Sunday, February 5, 2012

Former Speaker Pelosi Says the President is Courageous for Opposing Her Church

Recently the Supreme Court ruled unanimously in the Hosanna Tabor case that the government cannot interfere in religious communities’ decisions about who will be their teachers, leaders, and ministers. This was rightly seen as a major victory for religious liberty against government intrusion. This battle was won but the war is far from over. The limit of government intrusion on religious institutions and personal convictions is still being attacked from many angles.

What constitutes a religious organization is emerging as the next great battleground and it is important that Christians are paying attention to what is happening. The recent birth control mandate by the President highlights the kinds of issues that will be raised.

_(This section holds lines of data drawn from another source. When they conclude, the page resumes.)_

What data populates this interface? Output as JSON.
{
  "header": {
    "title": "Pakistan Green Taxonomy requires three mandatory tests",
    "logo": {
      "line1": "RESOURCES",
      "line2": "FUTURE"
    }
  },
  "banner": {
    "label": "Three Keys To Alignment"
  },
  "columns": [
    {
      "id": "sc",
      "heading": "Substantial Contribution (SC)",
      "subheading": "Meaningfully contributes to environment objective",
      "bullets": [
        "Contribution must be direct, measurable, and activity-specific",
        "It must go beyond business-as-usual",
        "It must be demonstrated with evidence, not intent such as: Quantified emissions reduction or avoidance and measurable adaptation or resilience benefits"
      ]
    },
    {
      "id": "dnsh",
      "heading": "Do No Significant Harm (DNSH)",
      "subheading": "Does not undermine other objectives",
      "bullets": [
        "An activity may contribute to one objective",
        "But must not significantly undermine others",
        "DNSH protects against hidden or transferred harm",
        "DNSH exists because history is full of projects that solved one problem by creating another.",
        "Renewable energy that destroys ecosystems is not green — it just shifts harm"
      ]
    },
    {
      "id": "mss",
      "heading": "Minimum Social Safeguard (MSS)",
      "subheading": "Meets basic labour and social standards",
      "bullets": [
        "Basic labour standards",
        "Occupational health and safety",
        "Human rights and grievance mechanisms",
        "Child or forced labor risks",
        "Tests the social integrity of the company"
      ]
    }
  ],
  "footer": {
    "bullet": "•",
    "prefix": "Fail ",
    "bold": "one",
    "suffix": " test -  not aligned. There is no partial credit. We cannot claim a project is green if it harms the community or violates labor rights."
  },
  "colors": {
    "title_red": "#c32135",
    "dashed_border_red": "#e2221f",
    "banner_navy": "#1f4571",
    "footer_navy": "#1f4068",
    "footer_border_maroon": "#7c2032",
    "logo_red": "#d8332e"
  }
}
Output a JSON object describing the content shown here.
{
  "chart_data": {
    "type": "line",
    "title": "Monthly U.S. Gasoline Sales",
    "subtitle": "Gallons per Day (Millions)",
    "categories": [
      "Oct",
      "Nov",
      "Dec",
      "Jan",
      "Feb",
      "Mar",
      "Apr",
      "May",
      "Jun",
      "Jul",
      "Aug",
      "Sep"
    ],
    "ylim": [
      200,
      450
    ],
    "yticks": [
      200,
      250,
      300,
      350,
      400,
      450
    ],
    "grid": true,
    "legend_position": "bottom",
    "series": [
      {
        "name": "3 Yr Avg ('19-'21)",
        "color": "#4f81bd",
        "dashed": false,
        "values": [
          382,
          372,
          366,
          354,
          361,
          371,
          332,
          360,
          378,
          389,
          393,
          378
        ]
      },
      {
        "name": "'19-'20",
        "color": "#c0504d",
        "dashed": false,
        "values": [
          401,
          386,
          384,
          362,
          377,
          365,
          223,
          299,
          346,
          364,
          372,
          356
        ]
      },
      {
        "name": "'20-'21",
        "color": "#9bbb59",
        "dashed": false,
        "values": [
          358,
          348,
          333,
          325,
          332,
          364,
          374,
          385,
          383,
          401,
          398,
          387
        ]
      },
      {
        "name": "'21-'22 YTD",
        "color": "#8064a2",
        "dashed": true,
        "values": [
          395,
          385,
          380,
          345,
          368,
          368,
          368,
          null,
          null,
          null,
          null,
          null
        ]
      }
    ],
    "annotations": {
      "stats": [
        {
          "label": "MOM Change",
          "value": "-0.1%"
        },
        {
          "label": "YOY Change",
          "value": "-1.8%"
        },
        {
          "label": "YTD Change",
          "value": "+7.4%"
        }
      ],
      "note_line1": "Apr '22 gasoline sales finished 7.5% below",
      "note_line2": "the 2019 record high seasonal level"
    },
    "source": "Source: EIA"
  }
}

This mandate requires that organizations opposed to birth control and sterilization pay for these services as part of their health care plans. Many religious organizations are outraged by this and a number of Catholic Bishops have asserted that they will not comply. One of the supporters of this mandate has been the minority leader Nancy Pelosi, who identifies herself as Catholic. When a reporter tried to get her to address the obvious conflict between her support of the President’s mandate and the Catholic faith she proclaims she tried to muddy the water by mentioning that there were other Catholics who also support the mandate. This is a classic deflection that never worked with my mother but always seems to be effective for politicians… not sure why.

Pelosi may think that the President’s mandate is courageous but regardless of how many other Catholics she can find who agree with her there is no question that this mandate is contrary to a core belief of her Church. I recognize that in the U.S. our political leaders represent a much wider demographic than just Christians and in order to faithfully represent their constituency they may vote in ways that we might not like. Pelosi, however, did not take this angle. Rather she chose to point out that there were others as well who are in practice rejecting a core commitment of their Church. Now I do not expect that people will be in complete agreement with every single position of their pastors, elders, or bishops. There is something dishonest, however, about not simply saying that. The language that she uses in her response seems to imply that this is a debatable issue within the Catholic Church. So far as I am aware the Catholic Church has been rather consistent on this issue despite the protests of some members.

I am not Catholic and I am not surprised at Pelosi’s position but I do think that we need to stand with these bishops on the issue of government forcing religiously managed organizations to make choices that contradict their convictions. The principal at stake here is even broader than just abortion and birth control (not that those aren’t pressing enough). We need to understand how our representatives vote on these matters because we are at the beginning of a long process where many are trying to redefine the relationship between the United States government and our churches and religious organizations.